It’s all in your head
The Internet takes advantage of the two most important features
within the human brain – that social behaviour elicits pleasure and that
vision triggers memories and emotions deep within our unconscious
minds – and quite simply, the key to the future success of the Internet
and future billion-dollar valuations will depend on how the Internet can
get that neuroscience right.
The reward pathway
The first feature is that social activity triggers a nerve pathway
deep in our subconscious – the mesolimbic dopamine pathway – also
called the reward pathway, releasing a chemical called dopamine which
bathes the brain’s pleasure centres – similar to other activities with
intrinsic value such as food, sex and getting money.

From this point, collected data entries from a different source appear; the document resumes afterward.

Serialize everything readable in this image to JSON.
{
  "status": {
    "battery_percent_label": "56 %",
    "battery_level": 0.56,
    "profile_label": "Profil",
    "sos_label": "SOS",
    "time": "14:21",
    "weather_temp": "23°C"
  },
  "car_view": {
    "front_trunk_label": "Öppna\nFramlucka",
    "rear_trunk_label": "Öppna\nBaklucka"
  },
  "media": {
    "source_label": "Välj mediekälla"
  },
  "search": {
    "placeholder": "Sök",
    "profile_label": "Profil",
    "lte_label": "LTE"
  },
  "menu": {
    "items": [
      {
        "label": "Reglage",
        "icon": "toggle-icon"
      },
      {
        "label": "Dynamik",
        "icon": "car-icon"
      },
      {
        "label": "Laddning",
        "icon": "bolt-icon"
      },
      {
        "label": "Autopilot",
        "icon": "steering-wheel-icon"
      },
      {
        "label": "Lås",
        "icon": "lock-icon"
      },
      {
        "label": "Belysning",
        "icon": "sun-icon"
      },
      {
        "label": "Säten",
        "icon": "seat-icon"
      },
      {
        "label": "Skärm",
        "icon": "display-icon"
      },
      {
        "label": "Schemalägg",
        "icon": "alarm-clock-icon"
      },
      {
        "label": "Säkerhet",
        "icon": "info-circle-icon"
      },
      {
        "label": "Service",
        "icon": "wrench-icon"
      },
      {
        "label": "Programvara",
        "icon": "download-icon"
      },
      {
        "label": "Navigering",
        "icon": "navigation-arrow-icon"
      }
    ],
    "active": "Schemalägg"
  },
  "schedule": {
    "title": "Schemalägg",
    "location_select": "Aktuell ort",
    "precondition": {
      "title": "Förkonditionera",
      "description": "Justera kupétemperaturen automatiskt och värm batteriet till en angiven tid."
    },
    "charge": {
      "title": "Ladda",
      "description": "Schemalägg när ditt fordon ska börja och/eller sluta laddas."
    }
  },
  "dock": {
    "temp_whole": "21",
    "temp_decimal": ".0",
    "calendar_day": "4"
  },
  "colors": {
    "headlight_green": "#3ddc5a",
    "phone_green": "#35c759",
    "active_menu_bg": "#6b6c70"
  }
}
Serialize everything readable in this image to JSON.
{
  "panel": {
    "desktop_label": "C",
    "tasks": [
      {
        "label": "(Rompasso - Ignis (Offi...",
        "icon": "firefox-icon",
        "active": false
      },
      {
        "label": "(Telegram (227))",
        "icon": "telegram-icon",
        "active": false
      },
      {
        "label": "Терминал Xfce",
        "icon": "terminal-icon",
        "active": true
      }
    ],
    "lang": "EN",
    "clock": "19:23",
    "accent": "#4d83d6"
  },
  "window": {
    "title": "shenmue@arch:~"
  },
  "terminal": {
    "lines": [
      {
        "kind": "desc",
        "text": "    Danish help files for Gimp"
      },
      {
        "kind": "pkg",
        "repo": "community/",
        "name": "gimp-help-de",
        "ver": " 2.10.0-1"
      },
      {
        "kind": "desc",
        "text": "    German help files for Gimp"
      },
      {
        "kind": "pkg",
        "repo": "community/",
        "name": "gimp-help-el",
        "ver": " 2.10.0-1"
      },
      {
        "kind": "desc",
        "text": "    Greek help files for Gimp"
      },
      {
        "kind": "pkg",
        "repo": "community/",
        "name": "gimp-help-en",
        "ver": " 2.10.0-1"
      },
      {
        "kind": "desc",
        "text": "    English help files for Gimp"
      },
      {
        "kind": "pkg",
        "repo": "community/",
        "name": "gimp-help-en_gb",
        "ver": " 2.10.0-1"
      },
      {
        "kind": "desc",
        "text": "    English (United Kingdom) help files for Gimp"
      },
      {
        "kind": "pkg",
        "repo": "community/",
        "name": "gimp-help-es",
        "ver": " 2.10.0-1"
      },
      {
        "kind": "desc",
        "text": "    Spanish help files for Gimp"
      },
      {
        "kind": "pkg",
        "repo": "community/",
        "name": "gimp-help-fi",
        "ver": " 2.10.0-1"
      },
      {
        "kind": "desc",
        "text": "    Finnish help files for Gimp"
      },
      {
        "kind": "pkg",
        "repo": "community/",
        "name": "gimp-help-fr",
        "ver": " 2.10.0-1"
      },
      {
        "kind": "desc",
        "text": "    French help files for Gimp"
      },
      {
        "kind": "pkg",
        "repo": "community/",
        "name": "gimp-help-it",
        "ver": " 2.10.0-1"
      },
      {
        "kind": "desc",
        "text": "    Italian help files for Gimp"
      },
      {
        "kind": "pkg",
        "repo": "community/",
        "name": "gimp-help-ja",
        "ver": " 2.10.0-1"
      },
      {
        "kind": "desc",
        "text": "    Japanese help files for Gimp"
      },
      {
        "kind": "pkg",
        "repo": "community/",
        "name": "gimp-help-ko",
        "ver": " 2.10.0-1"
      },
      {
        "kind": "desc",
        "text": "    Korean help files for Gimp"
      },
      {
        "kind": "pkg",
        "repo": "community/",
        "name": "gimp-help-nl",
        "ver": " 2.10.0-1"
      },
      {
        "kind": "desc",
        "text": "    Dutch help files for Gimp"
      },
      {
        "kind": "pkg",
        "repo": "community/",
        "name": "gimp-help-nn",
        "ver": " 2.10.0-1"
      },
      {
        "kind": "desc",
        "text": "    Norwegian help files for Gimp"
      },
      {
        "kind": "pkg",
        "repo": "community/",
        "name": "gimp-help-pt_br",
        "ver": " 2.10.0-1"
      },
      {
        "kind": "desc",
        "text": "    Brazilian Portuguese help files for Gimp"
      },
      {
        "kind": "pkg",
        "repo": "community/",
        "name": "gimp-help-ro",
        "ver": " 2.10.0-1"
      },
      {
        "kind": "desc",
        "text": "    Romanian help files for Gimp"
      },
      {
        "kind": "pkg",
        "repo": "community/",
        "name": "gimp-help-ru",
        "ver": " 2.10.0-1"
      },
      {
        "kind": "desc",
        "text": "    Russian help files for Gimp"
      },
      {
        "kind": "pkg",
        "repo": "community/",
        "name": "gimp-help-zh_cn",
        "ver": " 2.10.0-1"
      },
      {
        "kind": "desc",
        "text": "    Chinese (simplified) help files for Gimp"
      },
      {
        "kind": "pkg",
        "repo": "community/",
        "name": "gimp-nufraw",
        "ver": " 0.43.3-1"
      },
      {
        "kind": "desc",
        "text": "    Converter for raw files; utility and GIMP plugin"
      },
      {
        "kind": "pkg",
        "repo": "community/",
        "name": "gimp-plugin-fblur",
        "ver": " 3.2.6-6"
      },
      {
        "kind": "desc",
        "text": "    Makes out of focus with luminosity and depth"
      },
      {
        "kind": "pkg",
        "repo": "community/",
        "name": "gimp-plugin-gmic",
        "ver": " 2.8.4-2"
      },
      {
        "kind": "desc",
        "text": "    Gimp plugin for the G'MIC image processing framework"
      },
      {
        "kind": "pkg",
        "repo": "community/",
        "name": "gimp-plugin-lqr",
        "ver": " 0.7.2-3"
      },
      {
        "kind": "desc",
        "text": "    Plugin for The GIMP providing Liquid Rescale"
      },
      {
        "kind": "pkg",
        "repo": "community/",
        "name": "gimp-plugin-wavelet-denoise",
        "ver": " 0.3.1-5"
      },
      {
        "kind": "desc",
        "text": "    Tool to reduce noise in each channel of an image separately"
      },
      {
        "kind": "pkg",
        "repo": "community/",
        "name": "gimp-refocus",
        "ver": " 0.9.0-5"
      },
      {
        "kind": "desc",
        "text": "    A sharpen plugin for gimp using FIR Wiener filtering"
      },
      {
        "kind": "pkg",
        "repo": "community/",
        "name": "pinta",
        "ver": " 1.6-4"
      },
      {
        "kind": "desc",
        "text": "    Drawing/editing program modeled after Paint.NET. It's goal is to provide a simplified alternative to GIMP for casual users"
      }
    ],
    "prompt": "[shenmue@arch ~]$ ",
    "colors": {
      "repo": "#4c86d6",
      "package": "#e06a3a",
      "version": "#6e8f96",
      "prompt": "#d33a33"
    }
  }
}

People like talking
about themselves on social media because it has intrinsic value by
generating a warm emotion of being part of something important. In
other words, we like sharing because it is enjoyable for its own sake as a
social activity. In this way sharing is deeply sensory – we humans
literally ‘get high’ on social activity.
This is a view of the human brain cut down the middle. The reward
pathway – shown in red above – is activated by a rewarding stimulus.
The major structures in the reward pathway are highlighted: the ventral
tegmental area (VTA), the nucleus accumbens and the prefrontal cortex.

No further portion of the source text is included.